Mn₂O₃ nanoparticles encapsulated with nitrogen- and sulfur-doped randomly oriented graphene sheet-like biocarbon derived from human hair (HHC) form a Mn₂O₃/HHC nanocomposite through a cheap, scalable and highly reproducible process. Such a Mn₂O₃/HHC nanocomposite anode exhibits excellent electrochemical performance, which is superior to that of the pristine Mn₂O₃ anode in lithium-ion batteries (LIBs). A steady state reversible capacity of 990 mA h g⁻¹ has been obtained at 50 mA g⁻¹, which is about 98% of the theoretical capacity and the highest ever capacity achieved so far for Mn₂O₃ based anode materials. The Mn₂O₃/HHC nanocomposite anode delivers capacity in the range of 1250 to 450 mA h g⁻¹, when the current density is varied from 100 to 2000 mA g⁻¹, highlighting the excellent rate capability and reversibility. The reversible specific capacity value obtained for the Mn₂O₃/HHC nanocomposite anode is at least three times higher than that of the commercial graphite anode.

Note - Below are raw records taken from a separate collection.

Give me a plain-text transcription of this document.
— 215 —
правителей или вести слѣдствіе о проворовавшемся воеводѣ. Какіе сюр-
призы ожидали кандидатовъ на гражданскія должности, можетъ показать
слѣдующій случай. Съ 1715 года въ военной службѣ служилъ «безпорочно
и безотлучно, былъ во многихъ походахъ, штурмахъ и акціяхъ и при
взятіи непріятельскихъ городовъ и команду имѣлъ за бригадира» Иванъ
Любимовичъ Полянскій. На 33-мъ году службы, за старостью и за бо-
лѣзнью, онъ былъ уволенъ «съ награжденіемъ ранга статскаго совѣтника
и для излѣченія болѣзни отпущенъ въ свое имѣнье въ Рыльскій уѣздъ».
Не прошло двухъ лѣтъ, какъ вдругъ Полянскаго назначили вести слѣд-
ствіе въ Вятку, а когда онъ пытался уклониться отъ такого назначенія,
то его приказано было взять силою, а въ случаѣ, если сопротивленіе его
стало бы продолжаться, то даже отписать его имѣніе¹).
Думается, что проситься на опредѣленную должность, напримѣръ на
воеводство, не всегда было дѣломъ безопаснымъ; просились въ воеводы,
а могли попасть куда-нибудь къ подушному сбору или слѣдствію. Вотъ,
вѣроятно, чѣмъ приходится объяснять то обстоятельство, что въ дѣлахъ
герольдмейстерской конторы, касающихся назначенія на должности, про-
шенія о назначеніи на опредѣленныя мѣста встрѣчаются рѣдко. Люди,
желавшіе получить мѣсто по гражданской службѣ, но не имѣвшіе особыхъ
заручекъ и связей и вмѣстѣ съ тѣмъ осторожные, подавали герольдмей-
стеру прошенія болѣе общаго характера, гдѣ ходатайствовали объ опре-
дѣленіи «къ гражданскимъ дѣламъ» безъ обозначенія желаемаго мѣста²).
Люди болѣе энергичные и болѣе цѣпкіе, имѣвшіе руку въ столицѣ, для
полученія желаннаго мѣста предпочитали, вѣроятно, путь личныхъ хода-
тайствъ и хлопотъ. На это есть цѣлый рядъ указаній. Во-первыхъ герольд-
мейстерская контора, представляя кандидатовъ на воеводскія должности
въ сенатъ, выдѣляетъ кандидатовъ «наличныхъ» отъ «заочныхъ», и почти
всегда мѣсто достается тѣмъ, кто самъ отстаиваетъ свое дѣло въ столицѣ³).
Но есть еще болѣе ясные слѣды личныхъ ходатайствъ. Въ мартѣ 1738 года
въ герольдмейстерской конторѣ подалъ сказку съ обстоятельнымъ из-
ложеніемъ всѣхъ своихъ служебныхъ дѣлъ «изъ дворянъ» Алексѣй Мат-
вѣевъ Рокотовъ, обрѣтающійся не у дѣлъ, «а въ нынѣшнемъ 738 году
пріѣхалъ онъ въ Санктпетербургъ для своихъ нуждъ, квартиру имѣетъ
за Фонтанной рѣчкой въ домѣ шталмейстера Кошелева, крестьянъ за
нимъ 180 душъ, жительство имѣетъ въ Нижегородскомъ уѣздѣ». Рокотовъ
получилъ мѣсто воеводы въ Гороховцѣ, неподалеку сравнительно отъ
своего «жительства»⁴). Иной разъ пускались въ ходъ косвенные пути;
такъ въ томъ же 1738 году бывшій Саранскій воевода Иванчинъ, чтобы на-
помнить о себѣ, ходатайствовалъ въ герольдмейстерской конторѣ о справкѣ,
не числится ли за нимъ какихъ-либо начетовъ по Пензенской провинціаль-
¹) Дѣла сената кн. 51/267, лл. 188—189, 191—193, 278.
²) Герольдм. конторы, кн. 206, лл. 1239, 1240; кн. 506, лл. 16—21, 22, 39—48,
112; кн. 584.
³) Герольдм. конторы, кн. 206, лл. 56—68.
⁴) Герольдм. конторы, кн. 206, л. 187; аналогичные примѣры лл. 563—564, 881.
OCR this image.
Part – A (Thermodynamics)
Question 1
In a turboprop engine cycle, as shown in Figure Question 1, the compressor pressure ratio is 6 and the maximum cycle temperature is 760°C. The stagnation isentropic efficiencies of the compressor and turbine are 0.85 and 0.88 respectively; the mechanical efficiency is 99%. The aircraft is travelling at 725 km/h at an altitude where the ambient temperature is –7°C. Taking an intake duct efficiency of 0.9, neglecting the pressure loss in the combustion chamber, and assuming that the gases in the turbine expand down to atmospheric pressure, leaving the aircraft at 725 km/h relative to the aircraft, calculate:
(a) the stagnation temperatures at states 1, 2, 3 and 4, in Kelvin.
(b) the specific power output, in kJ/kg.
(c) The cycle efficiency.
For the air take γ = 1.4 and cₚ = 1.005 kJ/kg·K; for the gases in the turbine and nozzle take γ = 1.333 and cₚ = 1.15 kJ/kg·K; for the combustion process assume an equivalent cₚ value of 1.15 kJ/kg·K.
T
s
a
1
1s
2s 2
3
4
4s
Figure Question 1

The impressive electrochemical performance of the Mn₂O₃/HHC nanocomposite anode results from the multiple synergistic advantages offered by HHC, such as enhancing the electrode conductivity, maintaining the structural integrity upon cycling and mitigating the inherent severe volume change. Our results indicate that the currently synthesized Mn₂O₃/HHC nanocomposite anode could be considered as a promising candidate for next generation hybrid energy storage applications. The present work suggests the possibility to exploit earth abundant, environment friendly and low cost Mn₂O₃ based composite anodes for high capacity and high rate lithium-ion battery applications.